In general, it is thought that hip dysplasia is hereditary in the dog, although opinions vary (due to a recessive factor or due to a dominant factor with irregular penentrance.) Comparing the spread of hip dysplasia in many breeds, the French bulldogs doing quite well. With careful breeding and hoping that the breed will not become a fashion breed, the French bulldog has a healthy future.
SEE ABOVE ON JUMPING LIMITATIONS WITH THIS BREED.
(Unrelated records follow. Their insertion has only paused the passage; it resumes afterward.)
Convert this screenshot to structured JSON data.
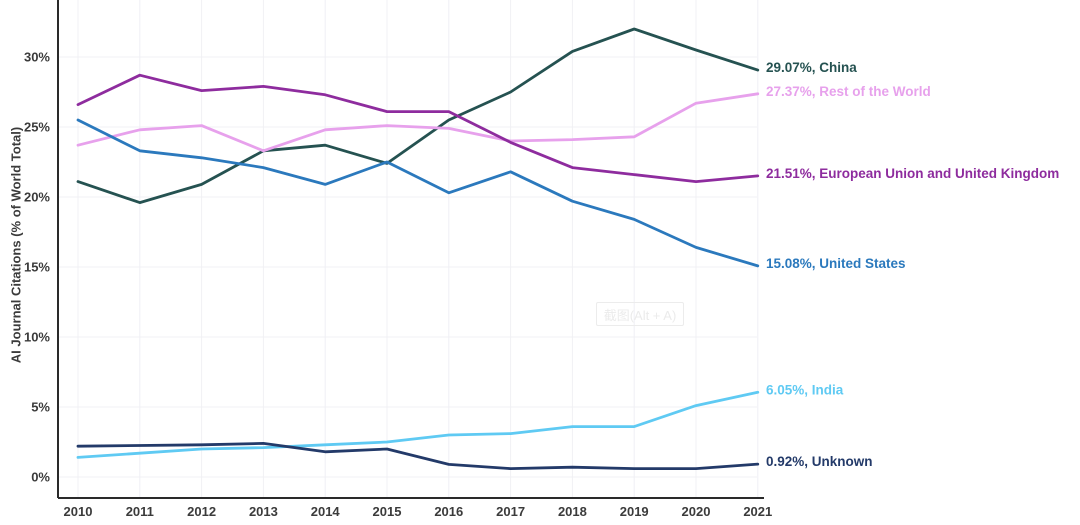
{
  "figure": {
    "watermark": "截图(Alt + A)"
  },
  "chart_data": {
    "type": "line",
    "title": "",
    "xlabel": "",
    "ylabel": "AI Journal Citations (% of World Total)",
    "ylim": [
      0,
      34
    ],
    "grid": true,
    "legend_position": "right-end-labels",
    "x": [
      2010,
      2011,
      2012,
      2013,
      2014,
      2015,
      2016,
      2017,
      2018,
      2019,
      2020,
      2021
    ],
    "y_ticks": [
      "0%",
      "5%",
      "10%",
      "15%",
      "20%",
      "25%",
      "30%"
    ],
    "y_tick_values": [
      0,
      5,
      10,
      15,
      20,
      25,
      30
    ],
    "axis_color": "#2a2a2a",
    "grid_color": "#f0f0f4",
    "tick_text_color": "#3b3b3b",
    "series": [
      {
        "id": "china",
        "name": "China",
        "end_label": "29.07%, China",
        "color": "#255251",
        "values": [
          21.1,
          19.6,
          20.9,
          23.3,
          23.7,
          22.4,
          25.5,
          27.5,
          30.4,
          32.0,
          30.5,
          29.07
        ]
      },
      {
        "id": "rest-of-the-world",
        "name": "Rest of the World",
        "end_label": "27.37%, Rest of the World",
        "color": "#e7a1ec",
        "values": [
          23.7,
          24.8,
          25.1,
          23.3,
          24.8,
          25.1,
          24.9,
          24.0,
          24.1,
          24.3,
          26.7,
          27.37
        ]
      },
      {
        "id": "eu-and-uk",
        "name": "European Union and United Kingdom",
        "end_label": "21.51%, European Union and United Kingdom",
        "color": "#8e2c9e",
        "values": [
          26.6,
          28.7,
          27.6,
          27.9,
          27.3,
          26.1,
          26.1,
          23.9,
          22.1,
          21.6,
          21.1,
          21.51
        ]
      },
      {
        "id": "united-states",
        "name": "United States",
        "end_label": "15.08%, United States",
        "color": "#2b79bd",
        "values": [
          25.5,
          23.3,
          22.8,
          22.1,
          20.9,
          22.5,
          20.3,
          21.8,
          19.7,
          18.4,
          16.4,
          15.08
        ]
      },
      {
        "id": "india",
        "name": "India",
        "end_label": "6.05%, India",
        "color": "#5fcaf3",
        "values": [
          1.4,
          1.7,
          2.0,
          2.1,
          2.3,
          2.5,
          3.0,
          3.1,
          3.6,
          3.6,
          5.1,
          6.05
        ]
      },
      {
        "id": "unknown",
        "name": "Unknown",
        "end_label": "0.92%, Unknown",
        "color": "#233a69",
        "values": [
          2.2,
          2.25,
          2.3,
          2.4,
          1.8,
          2.0,
          0.9,
          0.6,
          0.7,
          0.6,
          0.6,
          0.92
        ]
      }
    ]
  }
}
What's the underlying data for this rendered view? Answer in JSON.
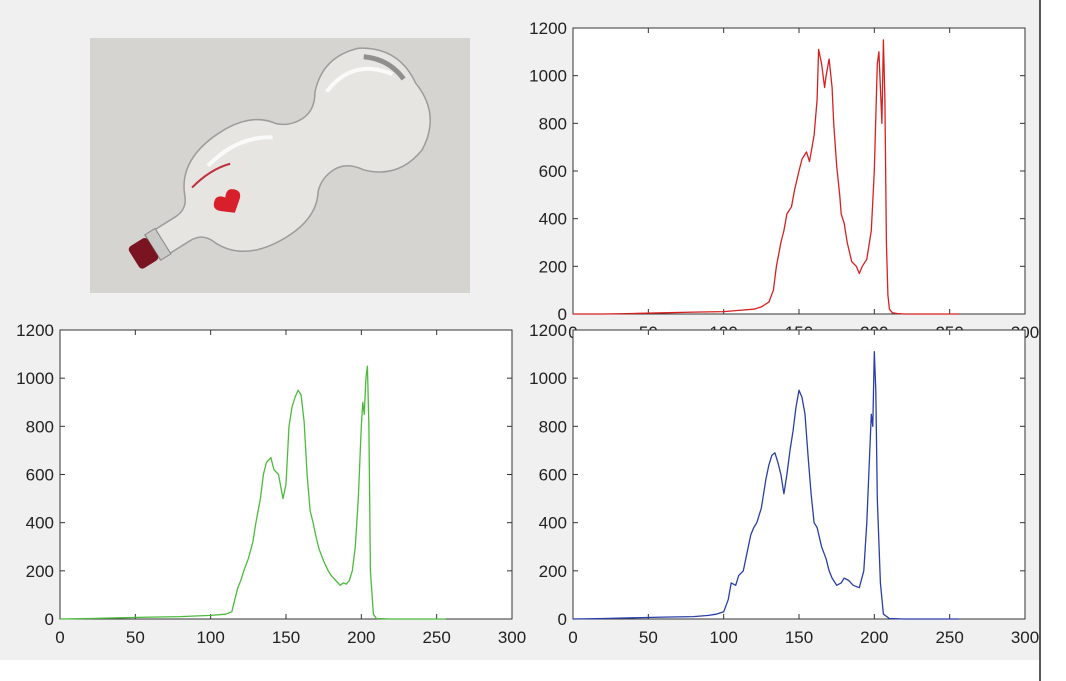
{
  "photo": {
    "subject": "bottle",
    "background_color": "#d6d4d0",
    "cap_color": "#7a1420",
    "label_color": "#d8202c"
  },
  "chart_data": [
    {
      "id": "red",
      "type": "line",
      "color": "#d62020",
      "xlim": [
        0,
        300
      ],
      "ylim": [
        0,
        1200
      ],
      "xticks": [
        0,
        50,
        100,
        150,
        200,
        250,
        300
      ],
      "yticks": [
        0,
        200,
        400,
        600,
        800,
        1000,
        1200
      ],
      "grid": false,
      "series": [
        {
          "x": [
            0,
            20,
            40,
            60,
            80,
            100,
            110,
            120,
            125,
            130,
            133,
            135,
            138,
            140,
            142,
            145,
            147,
            150,
            152,
            155,
            157,
            160,
            162,
            163,
            165,
            167,
            168,
            170,
            172,
            173,
            175,
            177,
            178,
            180,
            182,
            185,
            188,
            190,
            192,
            195,
            198,
            200,
            202,
            203,
            205,
            206,
            207,
            208,
            209,
            210,
            212,
            215,
            220,
            230,
            240,
            256
          ],
          "y": [
            0,
            0,
            2,
            5,
            8,
            10,
            15,
            20,
            30,
            50,
            100,
            200,
            300,
            350,
            420,
            450,
            520,
            600,
            650,
            680,
            640,
            750,
            900,
            1110,
            1050,
            950,
            1000,
            1070,
            950,
            800,
            620,
            500,
            420,
            380,
            300,
            220,
            200,
            170,
            200,
            230,
            350,
            600,
            1050,
            1100,
            800,
            1150,
            900,
            300,
            80,
            20,
            5,
            2,
            0,
            0,
            0,
            0
          ]
        }
      ]
    },
    {
      "id": "green",
      "type": "line",
      "color": "#4cbb3c",
      "xlim": [
        0,
        300
      ],
      "ylim": [
        0,
        1200
      ],
      "xticks": [
        0,
        50,
        100,
        150,
        200,
        250,
        300
      ],
      "yticks": [
        0,
        200,
        400,
        600,
        800,
        1000,
        1200
      ],
      "grid": false,
      "series": [
        {
          "x": [
            0,
            20,
            40,
            60,
            80,
            100,
            110,
            114,
            116,
            118,
            120,
            122,
            125,
            128,
            130,
            133,
            135,
            137,
            140,
            142,
            145,
            148,
            150,
            152,
            154,
            156,
            158,
            160,
            162,
            164,
            166,
            168,
            170,
            172,
            175,
            178,
            180,
            183,
            186,
            188,
            190,
            192,
            194,
            196,
            198,
            200,
            201,
            202,
            203,
            204,
            205,
            206,
            208,
            210,
            220,
            240,
            256
          ],
          "y": [
            0,
            2,
            5,
            8,
            10,
            15,
            20,
            30,
            80,
            130,
            160,
            200,
            250,
            320,
            400,
            500,
            600,
            650,
            670,
            620,
            600,
            500,
            560,
            800,
            880,
            920,
            950,
            930,
            820,
            600,
            450,
            400,
            340,
            290,
            240,
            200,
            180,
            160,
            140,
            150,
            145,
            160,
            200,
            300,
            500,
            800,
            900,
            850,
            1000,
            1050,
            800,
            200,
            20,
            2,
            0,
            0,
            0
          ]
        }
      ]
    },
    {
      "id": "blue",
      "type": "line",
      "color": "#2a3ea8",
      "xlim": [
        0,
        300
      ],
      "ylim": [
        0,
        1200
      ],
      "xticks": [
        0,
        50,
        100,
        150,
        200,
        250,
        300
      ],
      "yticks": [
        0,
        200,
        400,
        600,
        800,
        1000,
        1200
      ],
      "grid": false,
      "series": [
        {
          "x": [
            0,
            20,
            40,
            60,
            80,
            90,
            95,
            100,
            103,
            105,
            108,
            110,
            113,
            115,
            118,
            120,
            122,
            125,
            128,
            130,
            132,
            134,
            136,
            138,
            140,
            142,
            144,
            146,
            148,
            150,
            152,
            154,
            156,
            158,
            160,
            162,
            165,
            168,
            170,
            172,
            175,
            178,
            180,
            183,
            186,
            190,
            193,
            195,
            197,
            198,
            199,
            200,
            201,
            202,
            204,
            206,
            210,
            220,
            240,
            256
          ],
          "y": [
            0,
            2,
            5,
            8,
            10,
            15,
            20,
            30,
            80,
            150,
            140,
            180,
            200,
            260,
            350,
            380,
            400,
            460,
            580,
            640,
            680,
            690,
            650,
            600,
            520,
            600,
            700,
            780,
            880,
            950,
            920,
            850,
            680,
            520,
            400,
            380,
            300,
            250,
            200,
            170,
            140,
            150,
            170,
            160,
            140,
            130,
            200,
            400,
            700,
            850,
            800,
            1110,
            950,
            500,
            150,
            20,
            2,
            0,
            0,
            0
          ]
        }
      ]
    }
  ]
}
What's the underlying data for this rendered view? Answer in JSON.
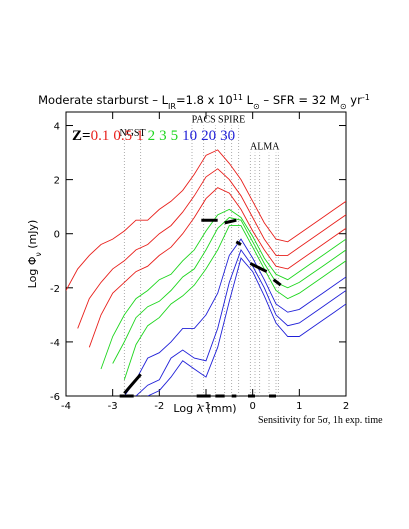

The Look of a French Bulldog:
French Bulldogs are on the small side. They have compact, big-boned, muscular frames with smooth coats and “bat-like” ears. Their square heads have rounded skulls, broad muzzles and black noses. Their eyes are small, dark and set low on the face, just above the muzzle. French bulldogs have strong necks, full chests and short, stocky legs. Their tails are short and thick (some have the no tail look), and their soft coats come in solids or combinations of brindle, fawn and white. Overall, French Bulldogs look alert, friendly and sturdy. Trademark traits also include cuddly, fearless, loving & protective.
Ideal Human Companions:
- Active, sporty types
- City dwellers
- You name it
The French Bulldog’s motto is “Love the one you’re with”. The Frenchie is adaptable to any home environment, as long as it has air conditioning.